Si parla di clausole vessatorie e/o abusive soprattutto nei cosiddetti contratti di adesione, quali quelli che si stipulano con banche, assicurazioni o società di telecomunicazioni, nei quali l'imprenditore offre i propri servizi a condizioni predeterminate e il consumatore si limita semplicemente ad aderire con la sua sottoscrizione. 
La disciplina sulle condizioni generali di contratto predisposte da uno dei contraenti stabilisce che tali condizioni sono efficaci nei confronti dell'altro, solo se al momento della conclusione del contratto questi le ha conosciute o avrebbe dovuto conoscerle usando l'ordinaria diligenza (art. 1341 c.c.).

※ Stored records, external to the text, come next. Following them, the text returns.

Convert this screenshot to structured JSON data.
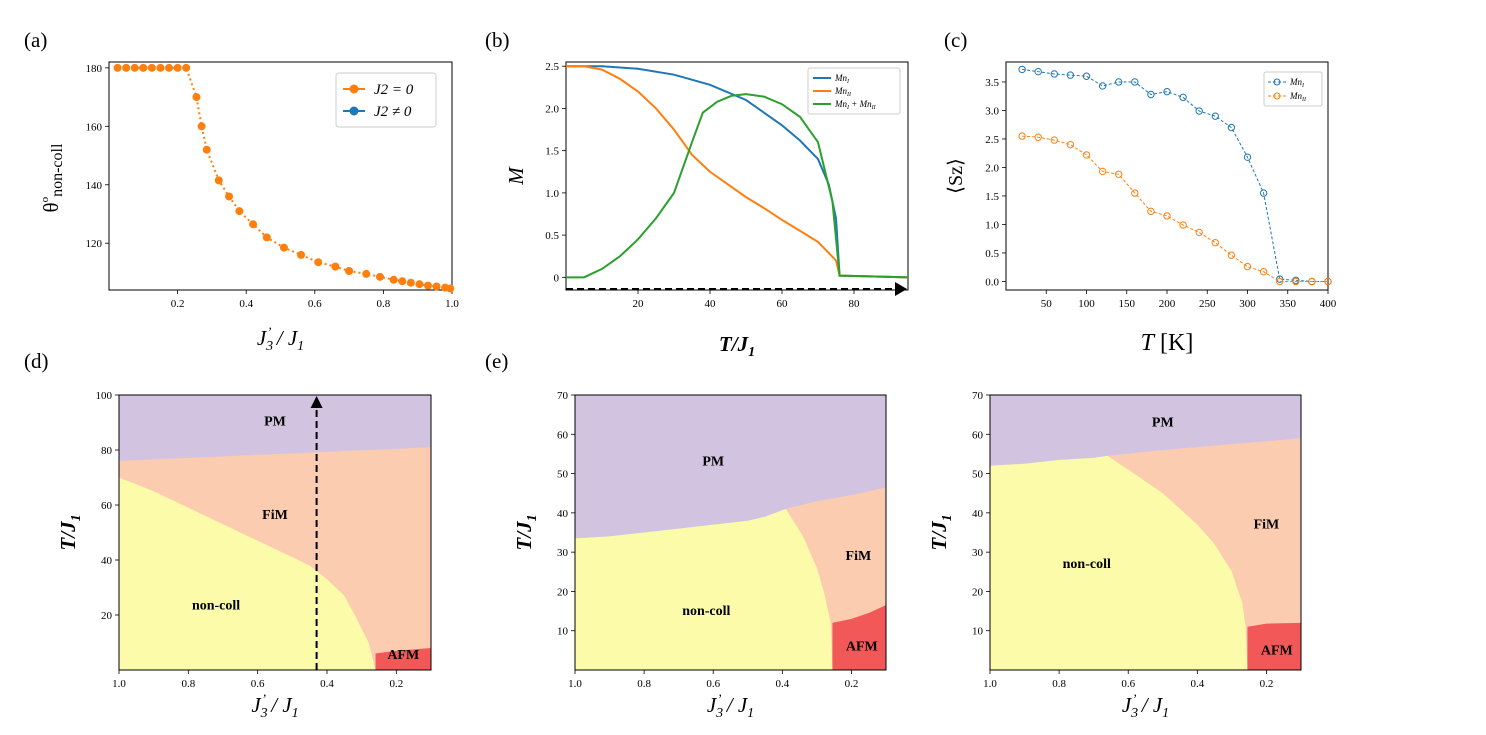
{
  "panel_labels": [
    "(a)",
    "(b)",
    "(c)",
    "(d)",
    "(e)"
  ],
  "chart_data": [
    {
      "id": "a",
      "type": "line",
      "xlabel": "J3' / J1",
      "ylabel": "θ°non-coll",
      "xlim": [
        0.0,
        1.0
      ],
      "ylim": [
        104,
        182
      ],
      "xticks": [
        0.2,
        0.4,
        0.6,
        0.8,
        1.0
      ],
      "yticks": [
        120,
        140,
        160,
        180
      ],
      "legend": {
        "position": "top-right",
        "entries": [
          {
            "label": "J2 = 0",
            "color": "#ff7f0e"
          },
          {
            "label": "J2 ≠ 0",
            "color": "#1f77b4"
          }
        ]
      },
      "series": [
        {
          "name": "J2 = 0",
          "color": "#ff7f0e",
          "x": [
            0.025,
            0.05,
            0.075,
            0.1,
            0.125,
            0.15,
            0.175,
            0.2,
            0.225,
            0.255,
            0.27,
            0.285,
            0.32,
            0.35,
            0.38,
            0.42,
            0.46,
            0.51,
            0.56,
            0.61,
            0.66,
            0.7,
            0.75,
            0.79,
            0.83,
            0.855,
            0.88,
            0.905,
            0.93,
            0.955,
            0.98,
            0.995
          ],
          "y": [
            180,
            180,
            180,
            180,
            180,
            180,
            180,
            180,
            180,
            170,
            160,
            152,
            141.5,
            136,
            131,
            126.5,
            122,
            118.5,
            116,
            113.5,
            112,
            110.5,
            109.5,
            108.5,
            107.5,
            107,
            106.5,
            106,
            105.5,
            105.2,
            104.8,
            104.5
          ]
        },
        {
          "name": "J2 ≠ 0",
          "color": "#1f77b4",
          "x": [],
          "y": []
        }
      ]
    },
    {
      "id": "b",
      "type": "line",
      "xlabel": "T/J1",
      "ylabel": "M",
      "xlim": [
        0,
        95
      ],
      "ylim": [
        -0.15,
        2.55
      ],
      "xticks": [
        20,
        40,
        60,
        80
      ],
      "yticks": [
        0,
        0.5,
        1.0,
        1.5,
        2.0,
        2.5
      ],
      "ytick_labels": [
        "0",
        "0.5",
        "1.0",
        "1.5",
        "2.0",
        "2.5"
      ],
      "legend": {
        "position": "top-right",
        "entries": [
          {
            "label": "MnI",
            "color": "#1f77b4"
          },
          {
            "label": "MnII",
            "color": "#ff7f0e"
          },
          {
            "label": "MnI + MnII",
            "color": "#2ca02c"
          }
        ]
      },
      "series": [
        {
          "name": "MnI",
          "color": "#1f77b4",
          "x": [
            0,
            10,
            20,
            30,
            40,
            50,
            55,
            60,
            65,
            70,
            73,
            75,
            76,
            95
          ],
          "y": [
            2.5,
            2.5,
            2.47,
            2.4,
            2.28,
            2.1,
            1.95,
            1.8,
            1.62,
            1.4,
            1.1,
            0.7,
            0.02,
            0.0
          ]
        },
        {
          "name": "MnII",
          "color": "#ff7f0e",
          "x": [
            0,
            5,
            10,
            15,
            20,
            25,
            30,
            35,
            40,
            45,
            50,
            55,
            60,
            65,
            70,
            75,
            76,
            95
          ],
          "y": [
            2.5,
            2.5,
            2.46,
            2.35,
            2.2,
            2.0,
            1.75,
            1.45,
            1.25,
            1.1,
            0.95,
            0.82,
            0.68,
            0.55,
            0.42,
            0.2,
            0.02,
            0.0
          ]
        },
        {
          "name": "MnI + MnII",
          "color": "#2ca02c",
          "x": [
            0,
            5,
            10,
            15,
            20,
            25,
            30,
            35,
            38,
            42,
            46,
            50,
            55,
            60,
            65,
            70,
            74,
            76,
            95
          ],
          "y": [
            0.0,
            0.0,
            0.1,
            0.25,
            0.45,
            0.7,
            1.0,
            1.6,
            1.95,
            2.08,
            2.15,
            2.17,
            2.14,
            2.05,
            1.9,
            1.6,
            0.9,
            0.02,
            0.0
          ]
        }
      ]
    },
    {
      "id": "c",
      "type": "line",
      "xlabel": "T [K]",
      "ylabel": "⟨Sz⟩",
      "xlim": [
        0,
        400
      ],
      "ylim": [
        -0.15,
        3.85
      ],
      "xticks": [
        50,
        100,
        150,
        200,
        250,
        300,
        350,
        400
      ],
      "yticks": [
        0,
        0.5,
        1.0,
        1.5,
        2.0,
        2.5,
        3.0,
        3.5
      ],
      "ytick_labels": [
        "0.0",
        "0.5",
        "1.0",
        "1.5",
        "2.0",
        "2.5",
        "3.0",
        "3.5"
      ],
      "legend": {
        "position": "top-right",
        "entries": [
          {
            "label": "MnI",
            "color": "#1f77b4"
          },
          {
            "label": "MnII",
            "color": "#ff7f0e"
          }
        ]
      },
      "series": [
        {
          "name": "MnI",
          "color": "#1f77b4",
          "x": [
            20,
            40,
            60,
            80,
            100,
            120,
            140,
            160,
            180,
            200,
            220,
            240,
            260,
            280,
            300,
            320,
            340,
            360,
            380,
            400
          ],
          "y": [
            3.72,
            3.68,
            3.64,
            3.62,
            3.6,
            3.43,
            3.5,
            3.5,
            3.28,
            3.33,
            3.23,
            2.99,
            2.9,
            2.7,
            2.18,
            1.55,
            0.04,
            0.02,
            0.0,
            0.0
          ]
        },
        {
          "name": "MnII",
          "color": "#ff7f0e",
          "x": [
            20,
            40,
            60,
            80,
            100,
            120,
            140,
            160,
            180,
            200,
            220,
            240,
            260,
            280,
            300,
            320,
            340,
            360,
            380,
            400
          ],
          "y": [
            2.55,
            2.53,
            2.48,
            2.4,
            2.22,
            1.93,
            1.88,
            1.55,
            1.23,
            1.15,
            0.99,
            0.86,
            0.68,
            0.46,
            0.26,
            0.17,
            0.0,
            0.0,
            0.0,
            0.0
          ]
        }
      ]
    },
    {
      "id": "d",
      "type": "area",
      "xlabel": "J3' / J1",
      "ylabel": "T/J1",
      "xlim": [
        1.0,
        0.1
      ],
      "ylim": [
        0,
        100
      ],
      "xticks": [
        1.0,
        0.8,
        0.6,
        0.4,
        0.2
      ],
      "yticks": [
        20,
        40,
        60,
        80,
        100
      ],
      "regions": [
        {
          "label": "PM",
          "color": "#d2c3e0",
          "boundary_x": [
            1.0,
            0.1
          ],
          "boundary_y": [
            76,
            81
          ]
        },
        {
          "label": "FiM",
          "color": "#fcccb0"
        },
        {
          "label": "non-coll",
          "color": "#fbfba9",
          "boundary_x": [
            1.0,
            0.9,
            0.8,
            0.7,
            0.6,
            0.5,
            0.45,
            0.4,
            0.35,
            0.32,
            0.3,
            0.28,
            0.27,
            0.26
          ],
          "boundary_y": [
            70,
            65,
            59,
            53,
            47,
            41,
            38,
            33,
            27,
            20,
            15,
            10,
            5,
            0
          ]
        },
        {
          "label": "AFM",
          "color": "#f35858",
          "boundary_x": [
            0.26,
            0.2,
            0.1
          ],
          "boundary_y": [
            6,
            7,
            8
          ]
        }
      ],
      "arrow": {
        "x": 0.43,
        "y_from": 0,
        "y_to": 100
      }
    },
    {
      "id": "e1",
      "type": "area",
      "xlabel": "J3' / J1",
      "ylabel": "T/J1",
      "xlim": [
        1.0,
        0.1
      ],
      "ylim": [
        0,
        70
      ],
      "xticks": [
        1.0,
        0.8,
        0.6,
        0.4,
        0.2
      ],
      "yticks": [
        10,
        20,
        30,
        40,
        50,
        60,
        70
      ],
      "regions": [
        {
          "label": "PM",
          "color": "#d2c3e0"
        },
        {
          "label": "FiM",
          "color": "#fcccb0",
          "boundary_x": [
            0.39,
            0.3,
            0.2,
            0.1
          ],
          "boundary_y": [
            41,
            43,
            44.5,
            46.5
          ]
        },
        {
          "label": "non-coll",
          "color": "#fbfba9",
          "boundary_x": [
            1.0,
            0.9,
            0.8,
            0.7,
            0.6,
            0.5,
            0.45,
            0.39,
            0.34,
            0.3,
            0.28,
            0.26,
            0.255
          ],
          "boundary_y": [
            33.5,
            34,
            35,
            36,
            37,
            38,
            39,
            41,
            34,
            26,
            20,
            12,
            0
          ]
        },
        {
          "label": "AFM",
          "color": "#f35858",
          "boundary_x": [
            0.255,
            0.2,
            0.15,
            0.1
          ],
          "boundary_y": [
            12,
            13,
            14.5,
            16.5
          ]
        }
      ]
    },
    {
      "id": "e2",
      "type": "area",
      "xlabel": "J3' / J1",
      "ylabel": "T/J1",
      "xlim": [
        1.0,
        0.1
      ],
      "ylim": [
        0,
        70
      ],
      "xticks": [
        1.0,
        0.8,
        0.6,
        0.4,
        0.2
      ],
      "yticks": [
        10,
        20,
        30,
        40,
        50,
        60,
        70
      ],
      "regions": [
        {
          "label": "PM",
          "color": "#d2c3e0"
        },
        {
          "label": "FiM",
          "color": "#fcccb0",
          "boundary_x": [
            0.66,
            0.5,
            0.3,
            0.1
          ],
          "boundary_y": [
            54.5,
            56,
            57.5,
            59
          ]
        },
        {
          "label": "non-coll",
          "color": "#fbfba9",
          "boundary_x": [
            1.0,
            0.9,
            0.8,
            0.7,
            0.66,
            0.6,
            0.5,
            0.45,
            0.4,
            0.35,
            0.3,
            0.27,
            0.26,
            0.255
          ],
          "boundary_y": [
            52,
            52.5,
            53.5,
            54,
            54.5,
            51,
            45,
            41,
            37,
            32,
            25,
            17,
            11,
            0
          ]
        },
        {
          "label": "AFM",
          "color": "#f35858",
          "boundary_x": [
            0.255,
            0.2,
            0.1
          ],
          "boundary_y": [
            11,
            11.8,
            12
          ]
        }
      ]
    }
  ]
}
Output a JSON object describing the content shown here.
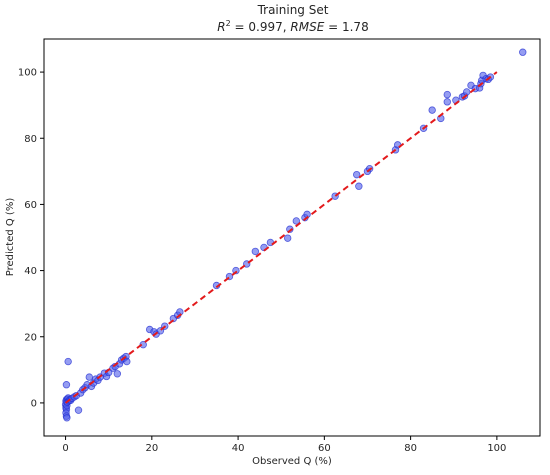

In ogni caso, le clausole vessatorie non hanno effetto, se non sono specificamente approvate per iscritto.

La vessatorietà di una clausola è valutata tenendo conto della natura del bene o del servizio oggetto del contratto e facendo riferimento alle circostanze esistenti al momento della sua conclusione ed alle altre clausole del contratto medesimo o di un altro collegato o da cui dipende. 

In caso di dubbio sul senso di una clausola, prevale l'interpretazione più favorevole al consumatore.  

La clausola considerata vessatoria è inefficace e può essere rilevata d'ufficio dal giudice. 

Sono comunque sempre inefficaci le clausole che, sebbene oggetto di trattativa, abbiano per oggetto o per effetto di: escludere o limitare la responsabilità del professionista in caso di morte o danno alla persona del consumatore, risultante da un fatto o da un'omissione del professionista; escludere o limitare le azioni del consumatore nei confronti del professionista o di un'altra parte in caso di inadempimento totale o parziale o di adempimento inesatto da parte del professionista; prevedere l'adesione del consumatore come estesa a clausole che non ha avuto, di fatto, la possibilità di conoscere prima della conclusione del contratto.

Il ricorso, alla luce delle superiori considerazioni, trattato in Camera di Consiglio, veniva rigettato.